Zwiatun:
https://www.youtube.com/watch?v=oIOW3BFn4x8#at=21
Sneak Peek:
https://www.youtube.com/watch?v=qt-gSnOzy20
https://www.youtube.com/watch?v=WJ5wifl1wE
https://www.youtube.com/watch?v=LjLBveRxEUc
Kolejny bardzo inteligentny odcinek z inteligentnymi zagraniami bohaterek.
- uwaga uwaga to Emily wyjątkowo odznacza sie brakiem głupoty ostatnio. (oprócz tego incydentu z płytą gdzie mogła udowodnić że to nie jej charakter pisma) Zajmuje sie swoimi sprawami, swoim związkiem, collegem (jako jedyna jak widać. LOL. Wydawać by sie mogło że Spencer by bardziej o to dbała jako że wcześniej nawet sie ubiegała o wczesniejsze przyjęcie a teraz nawet o normalne zbytnio sie nie martwi) Nie doszukuje sie czegoś czego nie ma, nie bawi sie w detektywa, ogolnie zaplusowała u mnie ostatnio.
- powiedziano na początku odcinka że Toby wyjechał do NY. Alleluja, nie będzie z miną zbitego szczeniaka ze zdeterminowanym głosem przynudzał o swojej matce.
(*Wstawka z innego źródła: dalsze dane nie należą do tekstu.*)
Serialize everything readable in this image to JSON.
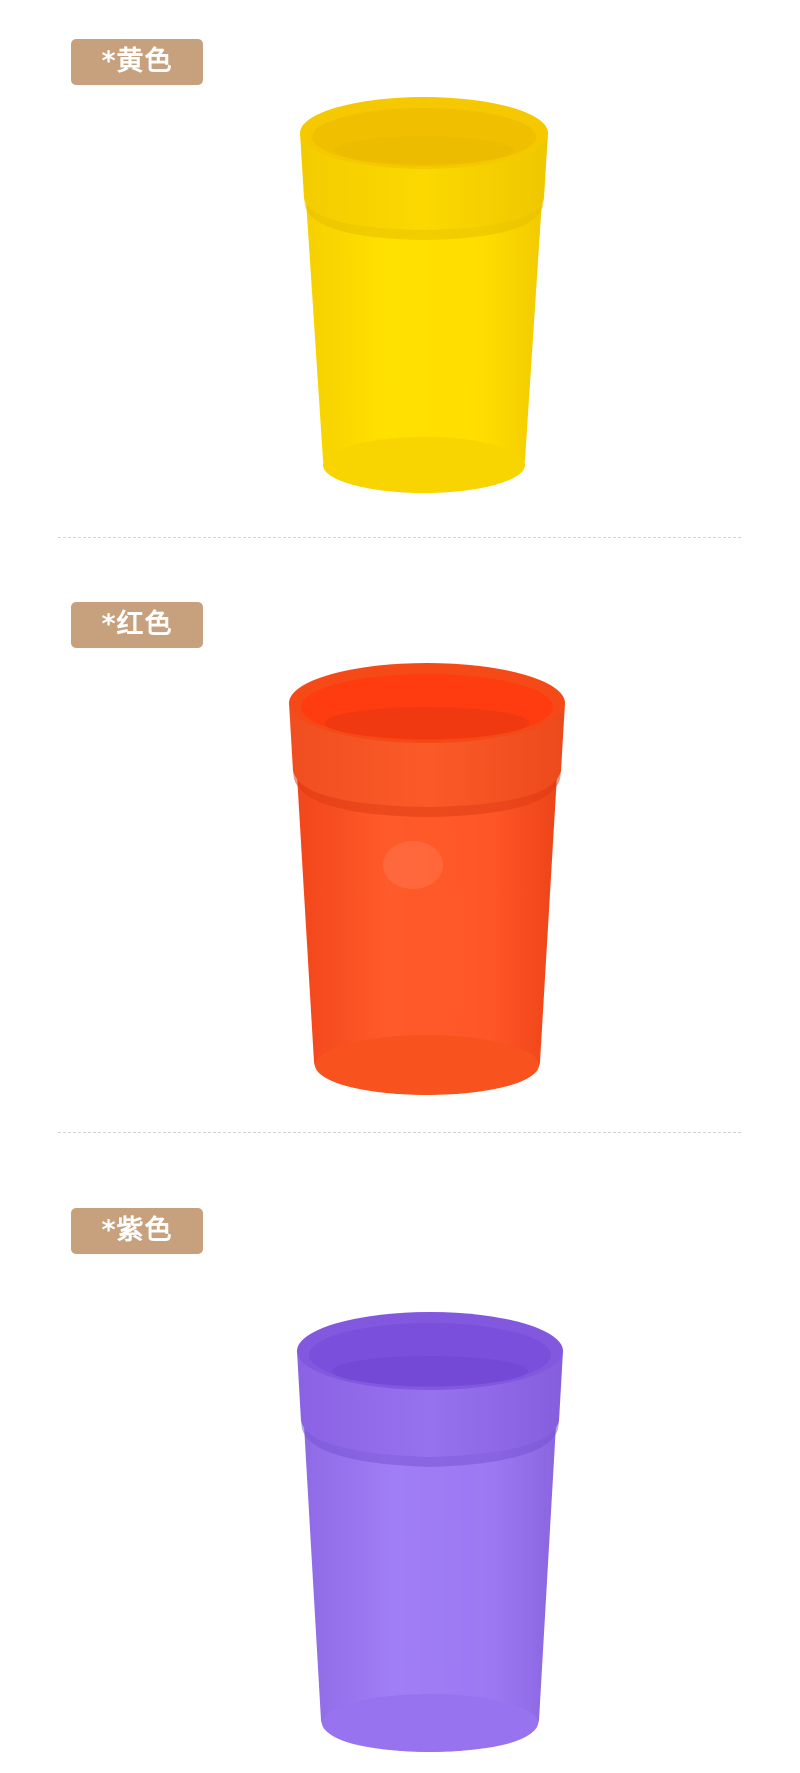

Ale o zgrozo detektyw Spencer kontynuuje śledztwo na własną ręke i zdaje sie nie słyszeć jak coraz to kolejne osoby mówią jej "to było dawno, nic to nie zmieni i wszyscy mają to głęboko w czterech literach więc daj se spokój" Poważnie ta sprawa matki Toby`ego to chyba najbardziej irytujący watek serialu i zaraz za nudnymi związkami (Ezria) najbardziej męczący.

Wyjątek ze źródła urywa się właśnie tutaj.